Bağışlara özel şirketler açısından bakılırsa, işin hem halkla dolaysız günlük ilişkiler içinde çalışan şirketler ve bilhassa bankalar açısından zorunlu bir toplumsal sorumluluk tarafı var hem de bağışlar vergi matrahından düşülebildiği için gerçek yükü daha az olacağı gibi teknik bir tarafı var. Bazıları için daha doğrudan ve karşılıklı teşvik-bağış ilişkilerinin kurulması da söz konusu olabiliyor. Canlı bir örneği de 16 Şubat 2023 tarihli Cumhurbaşkanlığı Kararı ile Cengiz Holding’e yapılan teşvik ikramında görüldü; bu afet günlerinde bile adeta “ne kadar teşvik (veya ihale) o kadar bağış” denkleminin kurulabildiği pervasızca cümle aleme gösterilmiş oldu. Bütün bunlara rağmen, özel şirket ve kişilerden gelen bağışların, kamu kurumları üzerinden yapılıyor gösterilen transferlerin üçte birine bile ulaşamamış olması da kayda değer.

Depremin ekonomik, siyasal ve toplumsal artçı şokları

6 Şubat çifte depremi, deprem öncesi nedenlerle de sarsılmış bulunan bütçe dengelerini altüst etmiş durumda. Muhtemelen 2023’te AKP döneminin en yüksek bütçe açıkları verilmiş olacak. Bunları hesaba katan ve bu arada “deprem bağışlarını ve harcamalarını” da dikkate alan bir ek bütçe her zamankinden daha fazla gerekli olmuş durumda. Benzer şekilde, iktidarın 2023-25 Dönemi Orta Vadeli Programı ile Millet İttifakı’nın Ortak Mutabakat Metni’nin de artık geçersiz kalmış olduğunu ve yenilenmeleri gerektiğini belirtmek gerekir.

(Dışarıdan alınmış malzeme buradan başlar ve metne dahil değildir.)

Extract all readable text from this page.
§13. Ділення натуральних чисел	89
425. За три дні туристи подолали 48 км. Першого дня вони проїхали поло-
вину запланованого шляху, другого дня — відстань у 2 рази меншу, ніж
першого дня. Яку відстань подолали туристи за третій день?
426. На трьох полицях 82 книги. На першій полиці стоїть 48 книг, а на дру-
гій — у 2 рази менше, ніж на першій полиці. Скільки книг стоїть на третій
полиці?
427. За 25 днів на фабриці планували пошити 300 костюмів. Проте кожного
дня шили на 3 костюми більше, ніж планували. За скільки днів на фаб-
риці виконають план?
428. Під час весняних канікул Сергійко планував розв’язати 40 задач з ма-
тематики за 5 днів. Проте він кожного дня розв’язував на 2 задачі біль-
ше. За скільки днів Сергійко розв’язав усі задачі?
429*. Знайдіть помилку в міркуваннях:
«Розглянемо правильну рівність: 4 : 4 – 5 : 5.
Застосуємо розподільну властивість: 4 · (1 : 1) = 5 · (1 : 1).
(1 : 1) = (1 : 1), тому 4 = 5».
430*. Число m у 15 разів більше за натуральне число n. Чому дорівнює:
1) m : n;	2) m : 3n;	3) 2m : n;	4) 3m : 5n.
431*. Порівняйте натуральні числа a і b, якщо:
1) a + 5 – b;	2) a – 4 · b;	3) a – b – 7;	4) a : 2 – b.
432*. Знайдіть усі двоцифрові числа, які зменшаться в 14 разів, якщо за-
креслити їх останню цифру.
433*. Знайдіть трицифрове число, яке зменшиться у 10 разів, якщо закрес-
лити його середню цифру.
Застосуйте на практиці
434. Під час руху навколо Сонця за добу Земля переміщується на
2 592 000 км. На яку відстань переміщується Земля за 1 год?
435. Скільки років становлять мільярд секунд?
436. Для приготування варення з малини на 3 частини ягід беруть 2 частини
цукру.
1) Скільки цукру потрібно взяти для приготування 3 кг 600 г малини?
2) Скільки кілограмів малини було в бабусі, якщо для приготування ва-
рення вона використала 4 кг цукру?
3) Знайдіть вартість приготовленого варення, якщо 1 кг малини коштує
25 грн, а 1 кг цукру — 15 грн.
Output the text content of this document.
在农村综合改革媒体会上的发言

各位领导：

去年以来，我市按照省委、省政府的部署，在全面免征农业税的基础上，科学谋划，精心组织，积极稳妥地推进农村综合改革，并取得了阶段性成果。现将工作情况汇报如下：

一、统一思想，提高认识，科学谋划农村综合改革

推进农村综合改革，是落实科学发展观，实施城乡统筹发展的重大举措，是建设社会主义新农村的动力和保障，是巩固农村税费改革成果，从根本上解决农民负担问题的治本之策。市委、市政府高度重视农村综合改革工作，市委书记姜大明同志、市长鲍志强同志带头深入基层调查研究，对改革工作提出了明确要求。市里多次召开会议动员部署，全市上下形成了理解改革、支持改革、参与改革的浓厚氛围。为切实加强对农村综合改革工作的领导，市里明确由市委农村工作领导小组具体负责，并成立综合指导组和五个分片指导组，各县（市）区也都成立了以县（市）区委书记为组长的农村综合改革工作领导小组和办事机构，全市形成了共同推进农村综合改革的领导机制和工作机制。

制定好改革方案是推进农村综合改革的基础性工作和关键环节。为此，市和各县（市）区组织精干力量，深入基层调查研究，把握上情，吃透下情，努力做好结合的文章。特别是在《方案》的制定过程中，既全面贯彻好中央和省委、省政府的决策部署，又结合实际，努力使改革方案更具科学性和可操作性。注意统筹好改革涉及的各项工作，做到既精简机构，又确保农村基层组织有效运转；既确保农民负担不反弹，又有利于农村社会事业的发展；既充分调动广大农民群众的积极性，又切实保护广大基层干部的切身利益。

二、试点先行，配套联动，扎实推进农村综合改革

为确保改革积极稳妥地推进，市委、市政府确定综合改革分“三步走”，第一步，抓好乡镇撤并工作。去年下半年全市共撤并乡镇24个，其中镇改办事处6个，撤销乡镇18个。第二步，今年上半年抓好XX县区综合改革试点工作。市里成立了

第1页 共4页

Millet İttifakı planlamaya, kentleşmeye, toplumsal hizmetleri öne çıkaran kamucu politikalara daha fazla yer ayırmak zorunda kalacak - kalmalı mutlaka. Depremi “siyaset üstü” olarak kabullenmeyip (Yenikapı tuzağına bu defa düşmeyip) iktidarın siyasi sorumluluğuna yüklenen CHP yönetimi, bu konuda da daha radikal olabilecek mi? Bunda ne kadar ileri gidilebileceği, Millet İttifakı’nın angaje olmuş gözüktüğü neoliberal politikalardan uzaklaşmanın ne kadar göze alınabileceğiyle bağlantılı. Aslında çelişkili bir biçimde, ekonominin iyice enkaza dönüştüğü bir ortamda IMF kredilerine ve dış desteklere daha fazla ihtiyaç duyulduğu üzerinden mevcut düzene daha fazla yapışma ve dış politika tavizlerini göze alma riski de var.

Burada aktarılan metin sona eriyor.